Es war eine einförmige Reise, und als die Regenwolken sich zusammenzogen, schien es dem Jungen geradezu, als sei dies eine Abwechslung. In alten Zeiten, als er die Regenwolken nur von unten gesehen hatte, fand er, daß sie grau und langweilig waren, aber es war etwas ganz anderes, oben zwischen ihnen zu fein. Jetzt konnte er deutlich sehen, daß die Wolken mächtige Frachtwagen waren, die mit wolkenhohen Fudern am Himmel entlang fuhren: einige von ihnen waren mit großen grauen Säcken beladen, andere mit Tonnen, die so groß waren, daß sie einen ganzen See fassen konnten, und wieder andere mit großen Kübeln und Flaschen, die zu einer gewaltigen Höhe aufgestapelt waren. Und als so viele Wagen dahergefahren waren, daß sie den ganzen Himmelsraum füllten, war es, als gäbe einer ein Zeichen, denn auf einmal fing es an, aus Kübeln, Tonnen, Flaschen und Säcken Wasser auf die Erde hinab zu strömen.

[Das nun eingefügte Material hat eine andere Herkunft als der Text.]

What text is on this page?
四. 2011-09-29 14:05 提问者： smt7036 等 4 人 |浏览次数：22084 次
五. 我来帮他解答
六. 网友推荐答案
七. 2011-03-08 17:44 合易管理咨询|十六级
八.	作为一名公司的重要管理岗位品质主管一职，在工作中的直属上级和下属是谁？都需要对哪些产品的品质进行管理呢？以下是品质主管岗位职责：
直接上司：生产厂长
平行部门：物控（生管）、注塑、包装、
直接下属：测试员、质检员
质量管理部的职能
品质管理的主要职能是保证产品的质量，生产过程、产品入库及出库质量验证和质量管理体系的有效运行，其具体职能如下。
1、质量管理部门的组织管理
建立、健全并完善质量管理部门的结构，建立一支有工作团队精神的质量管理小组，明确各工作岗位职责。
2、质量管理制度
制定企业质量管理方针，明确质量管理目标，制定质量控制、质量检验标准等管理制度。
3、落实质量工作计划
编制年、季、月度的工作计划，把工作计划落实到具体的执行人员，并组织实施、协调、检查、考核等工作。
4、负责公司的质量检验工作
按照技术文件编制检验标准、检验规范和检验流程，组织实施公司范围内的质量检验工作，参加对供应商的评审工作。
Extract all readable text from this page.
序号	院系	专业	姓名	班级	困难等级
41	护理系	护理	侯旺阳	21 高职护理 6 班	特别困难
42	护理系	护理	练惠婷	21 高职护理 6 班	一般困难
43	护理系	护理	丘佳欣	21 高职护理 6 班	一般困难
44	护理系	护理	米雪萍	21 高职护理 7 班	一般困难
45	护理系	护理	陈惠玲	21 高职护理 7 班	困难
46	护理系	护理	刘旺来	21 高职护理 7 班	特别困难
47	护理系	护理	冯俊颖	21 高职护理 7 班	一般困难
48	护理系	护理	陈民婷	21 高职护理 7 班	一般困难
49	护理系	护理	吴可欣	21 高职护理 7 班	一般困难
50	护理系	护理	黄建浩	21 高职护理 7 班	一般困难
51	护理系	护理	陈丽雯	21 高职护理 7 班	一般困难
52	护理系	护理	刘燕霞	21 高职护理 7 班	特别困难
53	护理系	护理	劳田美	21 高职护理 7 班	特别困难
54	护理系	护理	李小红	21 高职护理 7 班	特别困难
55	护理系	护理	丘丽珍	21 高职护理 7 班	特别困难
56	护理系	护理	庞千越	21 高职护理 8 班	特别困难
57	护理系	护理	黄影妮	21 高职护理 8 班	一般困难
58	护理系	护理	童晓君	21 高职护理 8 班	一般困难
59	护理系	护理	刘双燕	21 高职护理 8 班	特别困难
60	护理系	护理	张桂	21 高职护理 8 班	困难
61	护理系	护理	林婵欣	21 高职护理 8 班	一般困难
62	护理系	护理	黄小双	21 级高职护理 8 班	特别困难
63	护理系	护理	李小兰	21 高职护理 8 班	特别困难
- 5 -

In demselben Augenblick, als die ersten Frühlingsschauer auf die Erde niederschlugen, stimmten alle Vögel in Hainen und Buschwerken ein solches Freudengeschrei an, daß die ganze Luft davon widerhallte, so daß der Junge zusammenzuckte. »Jetzt bekommen wir Regen, der Regen bringt uns den Frühling, der Frühling bringt uns Blumen und grüne Blätter, und Blumen bringen uns Larven und Insekten, Larven und Insekten bringen uns Essen, und gutes Essen ist das beste, was es gibt,« sangen die kleinen Vögel.
Auch die wilden Gänse freuten sich über den Regen, der kam, um die Pflanzen aus ihrem Schlaf zu erwecken und Löcher in die Eisdecke auf den Seen zu schlagen. Sie konnten nicht auf die Dauer so ernsthaft sein wie bisher, sondern ließen lustige Rufe über die Gegend unter ihnen erschallen.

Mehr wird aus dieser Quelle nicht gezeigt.